“C’era una volta…”. Tutte le favole cominciano così. Ma in questo Processo a Pinocchio, scritto e diretto da Andrea Palotto, con musiche originali di Marco Spatuzzi (che si sono aggiudicate l’Oscar italiano del musical 2015), la scena si apre sullo studio di uno psicoterapeuta, ucciso con un colpo di martello. Insieme a lui, una serie di strambi personaggi – che si riveleranno tutti suoi pazienti – e, in particolare Pino, di professione battitore (occasionale) d’asta, con in mano ancora l’arma del delitto…
Tutti colpevoli o forse solo uno? Tocca alla vittima accompagnare il protagonista (e il pubblico) verso la soluzione del mistero che sembra rivelare elementi e situazioni ben lungi dal classico lieto fine…

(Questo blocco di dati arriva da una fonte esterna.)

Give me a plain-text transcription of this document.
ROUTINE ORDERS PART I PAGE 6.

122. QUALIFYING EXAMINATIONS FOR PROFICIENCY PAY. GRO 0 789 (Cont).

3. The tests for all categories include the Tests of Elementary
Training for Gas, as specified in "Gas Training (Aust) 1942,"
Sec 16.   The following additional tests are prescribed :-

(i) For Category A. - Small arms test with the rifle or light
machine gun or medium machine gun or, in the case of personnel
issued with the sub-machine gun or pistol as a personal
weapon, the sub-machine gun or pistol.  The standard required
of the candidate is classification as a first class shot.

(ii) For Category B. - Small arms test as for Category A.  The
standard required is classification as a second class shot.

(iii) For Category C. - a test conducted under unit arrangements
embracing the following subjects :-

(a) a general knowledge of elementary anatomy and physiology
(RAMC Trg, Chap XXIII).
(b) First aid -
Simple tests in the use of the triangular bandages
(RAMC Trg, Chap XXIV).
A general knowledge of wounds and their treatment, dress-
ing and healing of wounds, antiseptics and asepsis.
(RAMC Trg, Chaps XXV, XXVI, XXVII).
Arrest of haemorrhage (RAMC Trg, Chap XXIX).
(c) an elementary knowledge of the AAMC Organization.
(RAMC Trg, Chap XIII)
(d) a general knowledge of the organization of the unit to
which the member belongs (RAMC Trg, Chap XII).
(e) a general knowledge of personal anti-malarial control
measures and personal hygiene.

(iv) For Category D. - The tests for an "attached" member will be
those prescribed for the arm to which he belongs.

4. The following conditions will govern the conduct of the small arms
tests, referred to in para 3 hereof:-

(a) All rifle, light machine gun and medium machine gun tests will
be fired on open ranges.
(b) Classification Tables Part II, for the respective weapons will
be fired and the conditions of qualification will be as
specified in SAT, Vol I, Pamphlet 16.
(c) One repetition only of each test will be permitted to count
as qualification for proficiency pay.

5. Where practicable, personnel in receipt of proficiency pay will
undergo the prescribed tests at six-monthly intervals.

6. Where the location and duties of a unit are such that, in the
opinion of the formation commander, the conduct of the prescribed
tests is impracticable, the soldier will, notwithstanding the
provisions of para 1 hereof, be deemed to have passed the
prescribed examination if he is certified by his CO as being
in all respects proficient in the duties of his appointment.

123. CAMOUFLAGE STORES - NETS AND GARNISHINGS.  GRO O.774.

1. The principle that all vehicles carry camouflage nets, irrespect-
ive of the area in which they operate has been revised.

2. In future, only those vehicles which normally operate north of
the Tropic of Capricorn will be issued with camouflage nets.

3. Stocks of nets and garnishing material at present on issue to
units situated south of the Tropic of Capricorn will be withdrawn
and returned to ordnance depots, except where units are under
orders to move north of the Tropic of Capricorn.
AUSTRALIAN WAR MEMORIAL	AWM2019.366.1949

Attraverso un percorso psicoterapeutico di gruppo, condotto con metodo e meccanica precisione, vengono svelate le psicosi e i caratteri di tutti i personaggi sulla scena del crimine, ognuno, in qualche modo collegato al presunto colpevole: una moglie (Angela Pascucci) dall’eloquio particolarmente colorito; una madre oppressiva e invadente (Nadia Straccia), che non vede l’ora di diventare nonna; un’amante cleptomane e pesantemente omofoba che non tiene a freno i suoi desideri (Silvia Di Stefano). Per non farsi mancare nulla, Pino frequenta anche Lucio, (Alessandro Arcodia) un commesso omosessuale che non vuole rinunciare al vizio del gioco… e non solo a quello!

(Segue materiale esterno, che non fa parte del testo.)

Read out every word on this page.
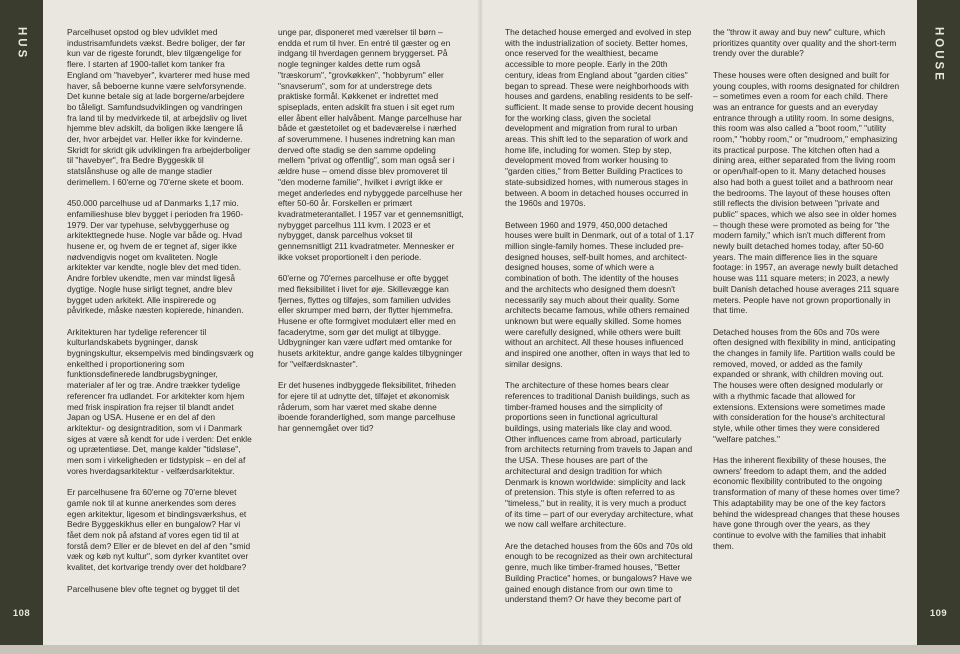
HUS
108
HOUSE
109

Parcelhuset opstod og blev udviklet med industrisamfundets vækst. Bedre boliger, der før kun var de rigeste forundt, blev tilgængelige for flere. I starten af 1900-tallet kom tanker fra England om "havebyer", kvarterer med huse med haver, så beboerne kunne være selvforsynende. Det kunne betale sig at lade borgerne/arbejdere bo tåleligt. Samfundsudviklingen og vandringen fra land til by medvirkede til, at arbejdsliv og livet hjemme blev adskilt, da boligen ikke længere lå der, hvor arbejdet var. Heller ikke for kvinderne. Skridt for skridt gik udviklingen fra arbejderboliger til "havebyer", fra Bedre Byggeskik til statslånshuse og alle de mange stadier derimellem. I 60'erne og 70'erne skete et boom.

450.000 parcelhuse ud af Danmarks 1,17 mio. enfamilieshuse blev bygget i perioden fra 1960-1979. Der var typehuse, selvbyggerhuse og arkitekttegnede huse. Nogle var både og. Hvad husene er, og hvem de er tegnet af, siger ikke nødvendigvis noget om kvaliteten. Nogle arkitekter var kendte, nogle blev det med tiden. Andre forblev ukendte, men var mindst ligeså dygtige. Nogle huse sirligt tegnet, andre blev bygget uden arkitekt. Alle inspirerede og påvirkede, måske næsten kopierede, hinanden.

Arkitekturen har tydelige referencer til kulturlandskabets bygninger, dansk bygningskultur, eksempelvis med bindingsværk og enkelthed i proportionering som funktionsdefinerede landbrugsbygninger, materialer af ler og træ. Andre trækker tydelige referencer fra udlandet. For arkitekter kom hjem med frisk inspiration fra rejser til blandt andet Japan og USA. Husene er en del af den arkitektur- og designtradition, som vi i Danmark siges at være så kendt for ude i verden: Det enkle og uprætentiøse. Det, mange kalder "tidsløse", men som i virkeligheden er tidstypisk – en del af vores hverdagsarkitektur - velfærdsarkitektur.

Er parcelhusene fra 60'erne og 70'erne blevet gamle nok til at kunne anerkendes som deres egen arkitektur, ligesom et bindingsværkshus, et Bedre Byggeskikhus eller en bungalow? Har vi fået dem nok på afstand af vores egen tid til at forstå dem? Eller er de blevet en del af den "smid væk og køb nyt kultur", som dyrker kvantitet over kvalitet, det kortvarige trendy over det holdbare?

Parcelhusene blev ofte tegnet og bygget til det

unge par, disponeret med værelser til børn – endda et rum til hver. En entré til gæster og en indgang til hverdagen gennem bryggerset. På nogle tegninger kaldes dette rum også "træskorum", "grovkøkken", "hobbyrum" eller "snavserum", som for at understrege dets praktiske formål. Køkkenet er indrettet med spiseplads, enten adskilt fra stuen i sit eget rum eller åbent eller halvåbent. Mange parcelhuse har både et gæstetoilet og et badeværelse i nærhed af soverummene. I husenes indretning kan man derved ofte stadig se den samme opdeling mellem "privat og offentlig", som man også ser i ældre huse – omend disse blev promoveret til "den moderne familie", hvilket i øvrigt ikke er meget anderledes end nybyggede parcelhuse her efter 50-60 år. Forskellen er primært kvadratmeterantallet. I 1957 var et gennemsnitligt, nybygget parcelhus 111 kvm. I 2023 er et nybygget, dansk parcelhus vokset til gennemsnitligt 211 kvadratmeter. Mennesker er ikke vokset proportionelt i den periode.

60'erne og 70'ernes parcelhuse er ofte bygget med fleksibilitet i livet for øje. Skillevægge kan fjernes, flyttes og tilføjes, som familien udvides eller skrumper med børn, der flytter hjemmefra. Husene er ofte formgivet modulært eller med en facaderytme, som gør det muligt at tilbygge. Udbygninger kan være udført med omtanke for husets arkitektur, andre gange kaldes tilbygninger for "velfærdsknaster".

Er det husenes indbyggede fleksibilitet, friheden for ejere til at udnytte det, tilføjet et økonomisk råderum, som har været med skabe denne iboende foranderlighed, som mange parcelhuse har gennemgået over tid?

The detached house emerged and evolved in step with the industrialization of society. Better homes, once reserved for the wealthiest, became accessible to more people. Early in the 20th century, ideas from England about "garden cities" began to spread. These were neighborhoods with houses and gardens, enabling residents to be self-sufficient. It made sense to provide decent housing for the working class, given the societal development and migration from rural to urban areas. This shift led to the separation of work and home life, including for women. Step by step, development moved from worker housing to "garden cities," from Better Building Practices to state-subsidized homes, with numerous stages in between. A boom in detached houses occurred in the 1960s and 1970s.

Between 1960 and 1979, 450,000 detached houses were built in Denmark, out of a total of 1.17 million single-family homes. These included pre-designed houses, self-built homes, and architect-designed houses, some of which were a combination of both. The identity of the houses and the architects who designed them doesn't necessarily say much about their quality. Some architects became famous, while others remained unknown but were equally skilled. Some homes were carefully designed, while others were built without an architect. All these houses influenced and inspired one another, often in ways that led to similar designs.

The architecture of these homes bears clear references to traditional Danish buildings, such as timber-framed houses and the simplicity of proportions seen in functional agricultural buildings, using materials like clay and wood. Other influences came from abroad, particularly from architects returning from travels to Japan and the USA. These houses are part of the architectural and design tradition for which Denmark is known worldwide: simplicity and lack of pretension. This style is often referred to as "timeless," but in reality, it is very much a product of its time – part of our everyday architecture, what we now call welfare architecture.

Are the detached houses from the 60s and 70s old enough to be recognized as their own architectural genre, much like timber-framed houses, "Better Building Practice" homes, or bungalows? Have we gained enough distance from our own time to understand them? Or have they become part of

the "throw it away and buy new" culture, which prioritizes quantity over quality and the short-term trendy over the durable?

These houses were often designed and built for young couples, with rooms designated for children – sometimes even a room for each child. There was an entrance for guests and an everyday entrance through a utility room. In some designs, this room was also called a "boot room," "utility room," "hobby room," or "mudroom," emphasizing its practical purpose. The kitchen often had a dining area, either separated from the living room or open/half-open to it. Many detached houses also had both a guest toilet and a bathroom near the bedrooms. The layout of these houses often still reflects the division between "private and public" spaces, which we also see in older homes – though these were promoted as being for "the modern family," which isn't much different from newly built detached homes today, after 50-60 years. The main difference lies in the square footage: in 1957, an average newly built detached house was 111 square meters; in 2023, a newly built Danish detached house averages 211 square meters. People have not grown proportionally in that time.

Detached houses from the 60s and 70s were often designed with flexibility in mind, anticipating the changes in family life. Partition walls could be removed, moved, or added as the family expanded or shrank, with children moving out. The houses were often designed modularly or with a rhythmic facade that allowed for extensions. Extensions were sometimes made with consideration for the house's architectural style, while other times they were considered "welfare patches."

Has the inherent flexibility of these houses, the owners' freedom to adapt them, and the added economic flexibility contributed to the ongoing transformation of many of these homes over time? This adaptability may be one of the key factors behind the widespread changes that these houses have gone through over the years, as they continue to evolve with the families that inhabit them.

Quando si scoprirà che Pino ha conosciuto tutte queste persone (tranne, ovviamente, sua madre, ndr.) nello stesso giorno di sette anni prima, il meccanismo della “rimozione”, si renderà evidente lasciando il posto alla progressiva consapevolezza che, purtroppo, la vita non può essere solo e sempre una favola.
Cristian Ruiz guida un cast spassoso, affiatato, graffiante e senza peli sulla lingua; si spende totalmente in un ruolo che gli consente di padroneggiare con equilibrata disinvoltura un’ampia gamma di sfumature interpretative, che trovano un’adeguata sintesi nella toccante interpretazione del brano E’ tutto qui.
L’indiscusso appeal vocale di Luca Giacomelli Ferrarini lascia, in questo frangente, maggior spazio a un lavoro d’attore meticoloso e “ricercato”, funzionale a una drammaturgia basata su un’idea indubbiamente originale, che pur essendo sviluppata in modo articolato, mantiene una certa debolezza proprio nei riferimenti alla favola di Pinocchio, che non sempre risultano facili da cogliere, forse proprio perché – a tratti – vengono dati per scontati sul piano drammaturgico.
Un prodotto “off” di buona qualità, arricchito da autentiche atmosfere “noir”, con musiche suonate dal vivo al pianoforte – con l’utile supporto di basi musicali – da Federico Zylka.